Material and Methods: MDSCs were characterized as CD33highCXCR4highHLA-DRinter neutrophilic cells after in vitro culture of healthy control PBMC with different A. fumigatus morphotypes and supernatants or dectin-1 ligands. The functionality of MACS-isolated MDSCs was assessed using T cell proliferation, NK cell cytotoxicity and cytokine / chemokine analysis.
Results: A. fumigatus hyphae or germ tubes, but not conidia, induced MDSCs in vitro. This effect was independent from infection and mediated through a shedded pathogen-associated molecular pattern, since both killed hyphae or germ tubes as well as cell-culture supernatants from the according morphotypes induced MDSCs. A. fumigatus-induced MDSCs were distinct from canonical GM-CSF-induced MDSCs, since they expressed CXCR4 and, to a lesser extent, HLA-DR on their surface. CXCR4high MDSCs were functionally competent, as they suppressed polyclonal T cell proliferation, Th1, Th2, Th17 and chemokine responses and dampened NK cell functionality. Since A. fumigatus cell walls contain a high β-glucan content and the MDSC-inducing effects of A. fumigatus-derived supernatants were independent from heat-inactivation, we studied the contribution of the β-glucan receptor dectin-1 in MDSC generation. Dectin-1 ligation mimicked the induction of the CXCR4high MDSC phenotype as seen by using A. fumigatus-derived supernatants, an effect that was largely abrogated by blocking dectin-1.
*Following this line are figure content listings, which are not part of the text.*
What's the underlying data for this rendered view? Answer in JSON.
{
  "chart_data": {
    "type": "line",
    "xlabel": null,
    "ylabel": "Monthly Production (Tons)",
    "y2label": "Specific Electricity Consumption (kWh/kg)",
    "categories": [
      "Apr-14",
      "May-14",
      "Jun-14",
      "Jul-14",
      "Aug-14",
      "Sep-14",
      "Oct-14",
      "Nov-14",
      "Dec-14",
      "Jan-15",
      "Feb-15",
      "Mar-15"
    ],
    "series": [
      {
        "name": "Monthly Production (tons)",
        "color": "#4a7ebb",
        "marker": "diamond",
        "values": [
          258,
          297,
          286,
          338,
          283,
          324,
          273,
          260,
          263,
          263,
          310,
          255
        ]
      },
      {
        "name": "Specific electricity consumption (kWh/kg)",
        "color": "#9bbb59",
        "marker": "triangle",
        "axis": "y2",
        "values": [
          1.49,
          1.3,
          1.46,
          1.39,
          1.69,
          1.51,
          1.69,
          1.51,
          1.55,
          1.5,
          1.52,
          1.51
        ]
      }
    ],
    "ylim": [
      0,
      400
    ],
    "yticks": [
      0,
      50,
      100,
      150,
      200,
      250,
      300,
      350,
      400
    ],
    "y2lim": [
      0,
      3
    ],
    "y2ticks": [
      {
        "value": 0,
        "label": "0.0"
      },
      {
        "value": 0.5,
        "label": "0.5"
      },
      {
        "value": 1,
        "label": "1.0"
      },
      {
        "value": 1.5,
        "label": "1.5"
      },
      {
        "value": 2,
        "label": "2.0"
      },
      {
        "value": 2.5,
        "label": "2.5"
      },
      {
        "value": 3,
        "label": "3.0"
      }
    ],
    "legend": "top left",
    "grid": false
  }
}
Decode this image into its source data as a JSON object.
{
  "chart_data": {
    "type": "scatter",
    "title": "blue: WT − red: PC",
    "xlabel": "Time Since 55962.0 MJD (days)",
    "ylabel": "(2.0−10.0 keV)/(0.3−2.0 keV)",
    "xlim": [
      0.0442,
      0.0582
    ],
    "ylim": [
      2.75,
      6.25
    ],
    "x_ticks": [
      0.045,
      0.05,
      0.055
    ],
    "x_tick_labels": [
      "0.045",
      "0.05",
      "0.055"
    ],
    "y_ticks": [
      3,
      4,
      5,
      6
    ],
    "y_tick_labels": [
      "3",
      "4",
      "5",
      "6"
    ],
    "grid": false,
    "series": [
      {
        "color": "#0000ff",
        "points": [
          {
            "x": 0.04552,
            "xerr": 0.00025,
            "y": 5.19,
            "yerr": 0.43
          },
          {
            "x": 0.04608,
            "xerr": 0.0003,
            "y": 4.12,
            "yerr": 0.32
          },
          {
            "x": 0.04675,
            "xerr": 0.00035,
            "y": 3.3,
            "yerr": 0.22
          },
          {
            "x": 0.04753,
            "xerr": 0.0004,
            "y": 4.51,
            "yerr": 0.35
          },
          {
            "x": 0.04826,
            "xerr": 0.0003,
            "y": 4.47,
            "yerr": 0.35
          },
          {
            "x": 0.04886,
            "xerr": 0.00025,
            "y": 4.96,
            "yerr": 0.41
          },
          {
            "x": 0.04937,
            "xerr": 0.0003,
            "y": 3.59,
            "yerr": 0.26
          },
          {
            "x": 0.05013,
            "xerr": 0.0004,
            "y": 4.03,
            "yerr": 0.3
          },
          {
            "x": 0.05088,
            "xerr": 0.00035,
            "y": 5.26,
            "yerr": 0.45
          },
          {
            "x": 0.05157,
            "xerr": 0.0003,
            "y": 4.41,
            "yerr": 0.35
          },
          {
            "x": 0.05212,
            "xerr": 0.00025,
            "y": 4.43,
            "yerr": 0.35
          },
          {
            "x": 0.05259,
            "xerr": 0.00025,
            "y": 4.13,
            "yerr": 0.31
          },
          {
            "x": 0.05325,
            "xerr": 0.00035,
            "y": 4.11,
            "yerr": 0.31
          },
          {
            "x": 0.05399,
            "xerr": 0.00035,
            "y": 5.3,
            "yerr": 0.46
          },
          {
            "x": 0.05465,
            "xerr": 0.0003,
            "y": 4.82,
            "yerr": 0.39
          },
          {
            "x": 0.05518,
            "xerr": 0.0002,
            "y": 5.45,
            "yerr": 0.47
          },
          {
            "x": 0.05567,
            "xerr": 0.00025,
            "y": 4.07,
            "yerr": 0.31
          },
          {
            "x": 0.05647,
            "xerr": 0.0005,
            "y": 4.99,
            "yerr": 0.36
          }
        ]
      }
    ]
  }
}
Conclusion: These studies demonstrate that distinct morphologies of A. fumigatus induce a specific subset of CXCR4high MDSCs through a dectin-1-mediated mechanism. The fungus may utilize this mechanism to dampen pro-inflammatory T and NK cell responses as reaction to growing A. fumigatus morphotypes and to establish a bistable host-pathogen interaction.